Il Ministero della Difesa russo dichiarava che le operazioni russe in Siria avevano eliminato 86000 terroristi e 830 loro capi, compresi 4500 immigrati dalla Federazione Russa e dalla CSI. La Federazione Russa aveva testato 231 tipi di armamenti nelle operazioni in Siria. “Navi e sottomarini della Marina russa hanno effettuato 100 attacchi con missili da crociera Kalibr sugli obiettivi dei terroristi.
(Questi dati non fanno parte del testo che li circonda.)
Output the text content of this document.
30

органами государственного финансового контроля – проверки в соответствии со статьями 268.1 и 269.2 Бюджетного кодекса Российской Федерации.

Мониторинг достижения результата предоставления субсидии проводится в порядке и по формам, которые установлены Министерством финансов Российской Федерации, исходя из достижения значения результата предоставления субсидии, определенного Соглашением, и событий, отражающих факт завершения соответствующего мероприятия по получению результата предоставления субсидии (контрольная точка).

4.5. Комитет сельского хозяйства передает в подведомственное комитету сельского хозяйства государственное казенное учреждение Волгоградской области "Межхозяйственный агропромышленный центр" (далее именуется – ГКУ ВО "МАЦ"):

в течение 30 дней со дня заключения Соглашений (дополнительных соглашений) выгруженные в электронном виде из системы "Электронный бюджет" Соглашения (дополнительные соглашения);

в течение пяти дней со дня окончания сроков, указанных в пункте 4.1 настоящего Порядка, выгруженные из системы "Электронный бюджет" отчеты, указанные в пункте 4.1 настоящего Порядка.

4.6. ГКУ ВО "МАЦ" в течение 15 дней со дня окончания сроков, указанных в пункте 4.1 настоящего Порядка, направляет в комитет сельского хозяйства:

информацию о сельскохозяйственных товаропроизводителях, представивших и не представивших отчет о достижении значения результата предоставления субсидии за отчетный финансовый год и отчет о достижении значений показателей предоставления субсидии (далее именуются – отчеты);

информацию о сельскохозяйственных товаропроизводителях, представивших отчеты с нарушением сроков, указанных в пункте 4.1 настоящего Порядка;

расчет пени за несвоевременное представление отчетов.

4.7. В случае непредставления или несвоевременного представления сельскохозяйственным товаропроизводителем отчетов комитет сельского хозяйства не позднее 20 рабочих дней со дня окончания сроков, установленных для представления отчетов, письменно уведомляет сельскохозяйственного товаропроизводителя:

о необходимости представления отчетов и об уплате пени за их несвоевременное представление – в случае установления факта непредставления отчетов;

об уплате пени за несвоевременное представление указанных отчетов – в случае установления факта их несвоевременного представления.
I velivoli strategici a lungo raggio della Forza Aerospaziale russa hanno effettuato 66 attacchi con missili da crociera aerolanciati in aria”, che 166 obiettivi distrutti. 70 velivoli senza equipaggio Forpost e Orlan-10 effettuavano voli nei cieli siriani ogni giorno, effettuando più di 25000 voli di ricognizione rilevando 47500 bersagli nemici. “Come risultato delle operazioni, le truppe siriane, sostenute dalle forze russe, hanno liberato dai terroristi oltre 1400 insediamenti, oltre il 96% del territorio è sotto il controllo delle truppe e delle unità della milizia governative”, osservava il Ministero della Difesa russo. Oltre 63000 militari russi, tra cui 434 generali e circa 26000 ufficiali, hanno acquisito esperienza operativa in Siria, secondo il Ministero della Difesa, russa aggiungendo che il 91 per cento degli equipaggi dell’aviazione dell’esercito e il 60 per cento degli equipaggi delle forze strategiche a lungo raggio avevano acquisito esperienza in combattimento.

Brezhnev e Ustinov
Ustinov e Andropov

PS. Come mai nella Russia “anticomunista” di Putin, c’è un incrociatore che si chiama ancora Maresciallo Ustinov? Ustinov, per chi non lo sapesse, fu un grande Ministro dell’Industria della Difesa dell’Unione Sovietica di Brezhnev e Andropov.